On était déjà au 13 du mois, et M. Troy avait recueilli un plus grand nombre de renseignements utiles. Les travaux de la commission d'enquête étaient terminés. Le rapport était arrivé de Venise ce jour même.
VIII
Le 14, les directeurs et leurs conseillers se réunirent pour entendre la lecture du rapport. En voici le texte:
_Personnel et confidentiel._
«Nous avons l'honneur d'informer les directeurs que nous sommes arrivés à Venise le 6 décembre 1860. Le même jour nous nous présentâmes au palais que lord Montbarry habitait au moment de sa dernière maladie.
» Nous fûmes reçus avec toute la courtoisie possible, par le frère de lady Montbarry, M. le baron Rivar.
»--Ma soeur seule a prodigué ses soins à son mari pendant tout le cours de sa maladie, nous dit-il. Elle est accablée de fatigue et de douleur... sans quoi elle eût été ici pour vous recevoir. Que désirez-vous, messieurs? et que puis-je faire pour vous à la place de milady?
» Suivant nos instructions, nous répondîmes que_ _la mort et l'enterrement de lord Montbarry à l'étranger nous obligeait à prendre quelques informations sur sa maladie, et sur les circonstances qui s'y rattachaient, informations qui ne pouvaient être recueillies que de vive voix. Nous expliquâmes que la loi accordait aux compagnies d'assurances un certain temps avant le paiement de la prime et nous exprimâmes notre désir de conduire l'enquête avec la plus respectueuse considération pour les sentiments de douleur de lady Montbarry et de tous les autres membres de la famille habitant la maison.
» Le baron répondit:
»--Je suis le seul membre de la famille résidant ici, mais je suis à votre entière disposition et vous pouvez vous regarder dans le palais comme chez vous.
» Du commencement à la fin, nous avons trouvé ce monsieur d'une franchise parfaite, et il nous a offert très gracieusement de nous aider en tout.
» À l'exception de la chambre de milady, nous avons visité chacune des pièces du palais le jour même. C'est un édifice immense, non entièrement meublé. Le premier étage et une partie du second contiennent les pièces qui avaient été occupées par lord Montbarry et les gens de sa maison. Nous avons vu, à une extrémité du palais, la chambre à coucher dans laquelle «Sa Seigneurie» est morte, et nous avons également examiné la petite chambre y attenant, dont le défunt s'est servi comme d'un cabinet de travail. À côté se trouve une grande salle dont il laissait habituellement les portes fermées à clef, et où il allait, comme on nous l'a dit, travailler quelquefois quand il voulait une parfaite tranquillité et une solitude absolue. De l'autre côté de cette grande salle se trouvent la chambre à coucher occupée par la veuve, et un boudoir-cabinet de toilette où dormait la femme de chambre avant son départ pour l'Angleterre. Outre ces pièces, il y a encore les salles à manger et les salles de réception, ouvrant sur une antichambre qui donne accès au grand escalier du palais.

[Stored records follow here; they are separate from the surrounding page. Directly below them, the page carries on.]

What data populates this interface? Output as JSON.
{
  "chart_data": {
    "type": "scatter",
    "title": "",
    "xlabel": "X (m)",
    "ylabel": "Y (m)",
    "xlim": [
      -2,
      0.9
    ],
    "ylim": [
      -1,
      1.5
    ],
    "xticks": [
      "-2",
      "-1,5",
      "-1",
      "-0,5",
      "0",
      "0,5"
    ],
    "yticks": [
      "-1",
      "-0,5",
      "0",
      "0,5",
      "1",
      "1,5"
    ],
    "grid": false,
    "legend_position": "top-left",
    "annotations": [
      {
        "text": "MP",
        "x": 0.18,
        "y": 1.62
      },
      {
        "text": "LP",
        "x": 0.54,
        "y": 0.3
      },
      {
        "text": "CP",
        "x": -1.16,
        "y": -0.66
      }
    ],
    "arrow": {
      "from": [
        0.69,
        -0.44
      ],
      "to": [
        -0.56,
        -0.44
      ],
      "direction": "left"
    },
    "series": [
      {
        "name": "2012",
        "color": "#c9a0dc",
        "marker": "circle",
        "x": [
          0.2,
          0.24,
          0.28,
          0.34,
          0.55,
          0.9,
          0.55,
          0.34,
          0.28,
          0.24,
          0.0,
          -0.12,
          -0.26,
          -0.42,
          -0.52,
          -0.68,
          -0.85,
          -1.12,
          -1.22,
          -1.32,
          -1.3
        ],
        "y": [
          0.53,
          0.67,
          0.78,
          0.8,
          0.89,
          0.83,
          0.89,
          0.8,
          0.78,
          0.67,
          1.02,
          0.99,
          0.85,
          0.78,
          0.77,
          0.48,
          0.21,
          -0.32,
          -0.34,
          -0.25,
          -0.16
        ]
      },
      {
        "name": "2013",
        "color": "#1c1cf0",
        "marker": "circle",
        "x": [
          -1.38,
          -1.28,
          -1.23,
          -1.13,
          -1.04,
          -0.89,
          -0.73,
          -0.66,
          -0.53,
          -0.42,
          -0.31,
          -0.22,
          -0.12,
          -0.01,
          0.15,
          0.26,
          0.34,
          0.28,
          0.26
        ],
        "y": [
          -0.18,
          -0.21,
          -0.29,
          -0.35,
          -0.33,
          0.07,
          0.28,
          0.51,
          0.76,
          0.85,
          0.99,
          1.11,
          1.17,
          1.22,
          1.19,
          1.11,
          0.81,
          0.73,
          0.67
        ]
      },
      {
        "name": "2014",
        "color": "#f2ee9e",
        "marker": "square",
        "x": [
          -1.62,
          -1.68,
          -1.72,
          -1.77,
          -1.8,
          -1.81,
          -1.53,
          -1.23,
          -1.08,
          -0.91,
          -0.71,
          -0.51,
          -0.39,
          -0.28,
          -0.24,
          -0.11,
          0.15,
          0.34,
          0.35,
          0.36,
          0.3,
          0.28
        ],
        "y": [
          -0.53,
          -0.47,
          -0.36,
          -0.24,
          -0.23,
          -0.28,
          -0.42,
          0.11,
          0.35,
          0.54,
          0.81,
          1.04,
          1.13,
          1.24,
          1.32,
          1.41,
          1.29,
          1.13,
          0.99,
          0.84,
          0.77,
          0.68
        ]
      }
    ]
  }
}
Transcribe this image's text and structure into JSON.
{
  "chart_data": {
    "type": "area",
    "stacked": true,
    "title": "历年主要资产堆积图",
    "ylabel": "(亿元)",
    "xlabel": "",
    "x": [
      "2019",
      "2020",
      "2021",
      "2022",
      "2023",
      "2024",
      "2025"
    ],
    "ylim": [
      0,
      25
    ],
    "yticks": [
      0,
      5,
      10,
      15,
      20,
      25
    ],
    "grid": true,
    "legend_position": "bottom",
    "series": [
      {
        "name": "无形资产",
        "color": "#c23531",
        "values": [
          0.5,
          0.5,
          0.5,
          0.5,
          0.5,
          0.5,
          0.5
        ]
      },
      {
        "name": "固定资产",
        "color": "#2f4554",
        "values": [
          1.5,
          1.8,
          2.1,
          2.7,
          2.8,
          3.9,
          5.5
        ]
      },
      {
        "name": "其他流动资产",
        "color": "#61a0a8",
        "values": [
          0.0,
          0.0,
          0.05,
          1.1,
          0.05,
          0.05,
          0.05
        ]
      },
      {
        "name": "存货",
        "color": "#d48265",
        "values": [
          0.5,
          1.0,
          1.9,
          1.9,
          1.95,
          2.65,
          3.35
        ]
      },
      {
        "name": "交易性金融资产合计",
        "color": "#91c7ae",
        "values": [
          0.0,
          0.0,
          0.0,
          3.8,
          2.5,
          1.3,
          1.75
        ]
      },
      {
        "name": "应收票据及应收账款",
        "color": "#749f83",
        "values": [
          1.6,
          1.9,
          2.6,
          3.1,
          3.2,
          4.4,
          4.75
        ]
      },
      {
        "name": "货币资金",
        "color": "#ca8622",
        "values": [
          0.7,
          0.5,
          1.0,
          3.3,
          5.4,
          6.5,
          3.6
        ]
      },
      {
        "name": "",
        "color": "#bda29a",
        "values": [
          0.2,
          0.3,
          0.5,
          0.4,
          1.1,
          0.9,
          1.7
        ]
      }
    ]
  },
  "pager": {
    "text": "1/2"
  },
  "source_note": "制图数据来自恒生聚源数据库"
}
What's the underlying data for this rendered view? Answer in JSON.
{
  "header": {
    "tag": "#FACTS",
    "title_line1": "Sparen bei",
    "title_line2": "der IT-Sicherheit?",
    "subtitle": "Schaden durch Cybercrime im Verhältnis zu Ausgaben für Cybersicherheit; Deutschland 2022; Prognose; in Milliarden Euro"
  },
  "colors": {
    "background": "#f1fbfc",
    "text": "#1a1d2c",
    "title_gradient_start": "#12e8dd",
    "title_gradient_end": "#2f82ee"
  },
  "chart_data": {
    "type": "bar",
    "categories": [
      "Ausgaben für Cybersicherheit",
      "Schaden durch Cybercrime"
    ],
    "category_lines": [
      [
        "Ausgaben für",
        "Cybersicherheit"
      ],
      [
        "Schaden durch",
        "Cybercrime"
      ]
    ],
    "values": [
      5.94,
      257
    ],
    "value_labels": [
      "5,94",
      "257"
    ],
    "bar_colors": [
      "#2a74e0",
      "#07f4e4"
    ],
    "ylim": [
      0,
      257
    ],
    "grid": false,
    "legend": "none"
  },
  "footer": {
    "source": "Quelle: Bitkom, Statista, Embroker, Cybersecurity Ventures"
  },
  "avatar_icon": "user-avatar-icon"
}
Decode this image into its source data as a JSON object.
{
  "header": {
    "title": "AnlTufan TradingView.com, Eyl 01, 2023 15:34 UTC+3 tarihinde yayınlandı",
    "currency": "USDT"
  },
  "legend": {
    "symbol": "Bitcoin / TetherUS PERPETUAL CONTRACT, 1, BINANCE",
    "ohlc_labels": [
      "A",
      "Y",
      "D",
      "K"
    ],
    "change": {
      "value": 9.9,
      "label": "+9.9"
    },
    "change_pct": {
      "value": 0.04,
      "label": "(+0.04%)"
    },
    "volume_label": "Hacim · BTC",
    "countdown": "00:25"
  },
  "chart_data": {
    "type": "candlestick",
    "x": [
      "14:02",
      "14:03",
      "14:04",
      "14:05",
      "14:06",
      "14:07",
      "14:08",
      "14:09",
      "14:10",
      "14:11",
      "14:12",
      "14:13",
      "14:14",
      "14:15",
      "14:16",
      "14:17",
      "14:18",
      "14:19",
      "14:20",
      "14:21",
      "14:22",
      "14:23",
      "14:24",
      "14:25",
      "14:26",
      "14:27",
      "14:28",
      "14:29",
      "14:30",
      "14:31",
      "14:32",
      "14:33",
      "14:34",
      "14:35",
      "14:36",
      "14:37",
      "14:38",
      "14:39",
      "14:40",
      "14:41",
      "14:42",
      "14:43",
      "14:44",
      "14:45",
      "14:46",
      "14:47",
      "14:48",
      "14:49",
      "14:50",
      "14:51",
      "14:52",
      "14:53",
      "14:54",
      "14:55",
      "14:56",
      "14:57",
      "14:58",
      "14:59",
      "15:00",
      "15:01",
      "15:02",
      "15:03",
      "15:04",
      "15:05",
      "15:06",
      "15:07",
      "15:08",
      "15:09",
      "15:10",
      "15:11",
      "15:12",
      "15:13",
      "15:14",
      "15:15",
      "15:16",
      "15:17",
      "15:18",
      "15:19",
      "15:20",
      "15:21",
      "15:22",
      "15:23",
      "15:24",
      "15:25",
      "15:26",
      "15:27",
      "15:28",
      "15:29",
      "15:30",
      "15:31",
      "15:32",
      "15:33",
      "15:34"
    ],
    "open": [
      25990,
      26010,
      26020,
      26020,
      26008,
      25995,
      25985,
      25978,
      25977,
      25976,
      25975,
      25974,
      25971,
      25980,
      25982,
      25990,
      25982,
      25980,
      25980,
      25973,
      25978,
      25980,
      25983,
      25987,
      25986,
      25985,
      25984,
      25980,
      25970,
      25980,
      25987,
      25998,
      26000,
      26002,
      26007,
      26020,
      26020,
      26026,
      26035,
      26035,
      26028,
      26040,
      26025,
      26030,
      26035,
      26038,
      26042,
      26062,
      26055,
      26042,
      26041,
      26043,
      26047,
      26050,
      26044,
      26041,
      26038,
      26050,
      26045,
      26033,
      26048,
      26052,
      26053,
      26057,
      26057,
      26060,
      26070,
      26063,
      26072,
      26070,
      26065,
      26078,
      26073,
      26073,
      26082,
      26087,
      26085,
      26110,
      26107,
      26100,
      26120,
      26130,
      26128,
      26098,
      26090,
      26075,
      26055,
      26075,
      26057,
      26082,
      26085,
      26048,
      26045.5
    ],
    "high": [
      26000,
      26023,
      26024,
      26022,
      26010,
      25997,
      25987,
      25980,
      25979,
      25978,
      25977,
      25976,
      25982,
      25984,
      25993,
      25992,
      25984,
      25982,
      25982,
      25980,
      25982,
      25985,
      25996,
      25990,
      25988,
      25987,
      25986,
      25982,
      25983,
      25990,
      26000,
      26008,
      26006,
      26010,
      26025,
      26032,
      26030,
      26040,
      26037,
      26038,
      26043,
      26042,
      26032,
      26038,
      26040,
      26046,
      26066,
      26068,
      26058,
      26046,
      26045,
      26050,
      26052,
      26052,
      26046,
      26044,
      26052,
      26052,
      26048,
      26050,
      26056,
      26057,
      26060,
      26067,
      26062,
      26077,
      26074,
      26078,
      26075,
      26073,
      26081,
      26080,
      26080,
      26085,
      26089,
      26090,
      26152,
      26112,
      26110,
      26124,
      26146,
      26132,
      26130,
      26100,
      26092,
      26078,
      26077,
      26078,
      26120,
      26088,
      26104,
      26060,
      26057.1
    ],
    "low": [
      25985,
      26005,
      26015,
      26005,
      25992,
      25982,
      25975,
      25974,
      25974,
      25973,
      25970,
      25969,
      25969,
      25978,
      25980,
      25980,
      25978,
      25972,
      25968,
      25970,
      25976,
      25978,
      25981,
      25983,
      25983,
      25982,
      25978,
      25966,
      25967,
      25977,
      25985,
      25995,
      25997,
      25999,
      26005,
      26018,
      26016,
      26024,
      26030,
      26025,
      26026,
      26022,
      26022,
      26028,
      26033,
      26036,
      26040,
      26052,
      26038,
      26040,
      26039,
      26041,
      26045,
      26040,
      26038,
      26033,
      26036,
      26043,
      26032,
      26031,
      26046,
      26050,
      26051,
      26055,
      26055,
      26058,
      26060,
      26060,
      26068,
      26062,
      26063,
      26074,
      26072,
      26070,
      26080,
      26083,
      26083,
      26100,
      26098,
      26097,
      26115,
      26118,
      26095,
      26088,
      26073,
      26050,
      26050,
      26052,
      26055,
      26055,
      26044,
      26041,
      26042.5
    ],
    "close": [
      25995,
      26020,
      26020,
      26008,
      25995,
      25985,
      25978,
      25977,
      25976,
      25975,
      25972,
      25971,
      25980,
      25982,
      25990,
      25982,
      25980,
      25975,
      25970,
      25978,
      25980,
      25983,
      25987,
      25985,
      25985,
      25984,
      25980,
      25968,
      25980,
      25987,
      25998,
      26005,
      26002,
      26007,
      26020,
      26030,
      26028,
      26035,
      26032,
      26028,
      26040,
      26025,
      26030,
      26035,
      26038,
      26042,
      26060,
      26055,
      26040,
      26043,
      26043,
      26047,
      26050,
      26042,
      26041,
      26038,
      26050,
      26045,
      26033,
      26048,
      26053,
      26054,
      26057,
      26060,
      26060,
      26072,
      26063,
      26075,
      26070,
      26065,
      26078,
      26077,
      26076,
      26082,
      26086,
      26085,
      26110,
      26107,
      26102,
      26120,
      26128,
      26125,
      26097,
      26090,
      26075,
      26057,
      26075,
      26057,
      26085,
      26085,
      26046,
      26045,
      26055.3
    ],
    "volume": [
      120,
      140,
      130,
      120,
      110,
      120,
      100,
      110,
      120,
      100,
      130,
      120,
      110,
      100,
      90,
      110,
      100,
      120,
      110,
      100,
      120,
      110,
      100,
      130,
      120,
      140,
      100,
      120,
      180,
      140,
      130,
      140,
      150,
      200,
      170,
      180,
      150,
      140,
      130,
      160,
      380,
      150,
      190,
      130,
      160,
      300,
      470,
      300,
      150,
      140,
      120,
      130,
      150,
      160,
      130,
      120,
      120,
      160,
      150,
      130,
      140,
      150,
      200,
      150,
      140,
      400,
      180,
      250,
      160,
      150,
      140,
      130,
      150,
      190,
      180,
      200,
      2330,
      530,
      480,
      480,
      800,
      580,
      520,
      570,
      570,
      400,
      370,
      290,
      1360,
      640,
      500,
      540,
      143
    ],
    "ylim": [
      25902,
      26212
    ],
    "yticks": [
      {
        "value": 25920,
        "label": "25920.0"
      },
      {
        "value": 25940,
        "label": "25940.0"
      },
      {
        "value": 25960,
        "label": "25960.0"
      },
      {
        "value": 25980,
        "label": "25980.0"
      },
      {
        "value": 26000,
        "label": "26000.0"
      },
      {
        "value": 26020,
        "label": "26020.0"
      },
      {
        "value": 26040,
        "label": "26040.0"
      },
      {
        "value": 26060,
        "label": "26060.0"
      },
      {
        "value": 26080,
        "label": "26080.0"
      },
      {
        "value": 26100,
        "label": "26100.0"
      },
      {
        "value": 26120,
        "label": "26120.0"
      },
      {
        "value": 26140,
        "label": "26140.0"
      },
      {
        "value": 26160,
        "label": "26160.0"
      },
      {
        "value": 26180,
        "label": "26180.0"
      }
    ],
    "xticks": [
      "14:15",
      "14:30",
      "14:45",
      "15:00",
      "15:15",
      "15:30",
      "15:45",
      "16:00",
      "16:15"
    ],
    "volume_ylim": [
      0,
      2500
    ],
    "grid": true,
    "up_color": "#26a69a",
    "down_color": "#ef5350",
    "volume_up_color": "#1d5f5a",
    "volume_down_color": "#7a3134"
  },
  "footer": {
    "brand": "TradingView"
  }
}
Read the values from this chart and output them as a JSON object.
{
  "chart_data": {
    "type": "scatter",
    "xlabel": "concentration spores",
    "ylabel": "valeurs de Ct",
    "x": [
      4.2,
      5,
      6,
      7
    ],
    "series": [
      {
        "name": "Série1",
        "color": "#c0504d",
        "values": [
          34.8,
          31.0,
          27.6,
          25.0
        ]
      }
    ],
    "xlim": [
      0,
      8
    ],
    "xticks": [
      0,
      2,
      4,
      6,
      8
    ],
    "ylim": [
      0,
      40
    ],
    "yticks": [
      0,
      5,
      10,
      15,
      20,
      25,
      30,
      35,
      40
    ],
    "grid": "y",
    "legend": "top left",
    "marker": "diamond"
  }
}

» Au deuxième étage, les chambres sont: le cabinet d'études, la chambre à coucher du baron Rivar et un peu plus loin, une autre pièce, qui a servi de logement au courrier Ferraris.
» Les salles du troisième étage et du rez-de-chaussée étaient, lorsqu'on nous les a montrées, absolument vides et entièrement délabrées. Nous demandâmes s'il y avait quelque autre chose à visiter au-dessous. On nous répondit sur-le-champ qu'il restait les caves que nous étions libres de parcourir.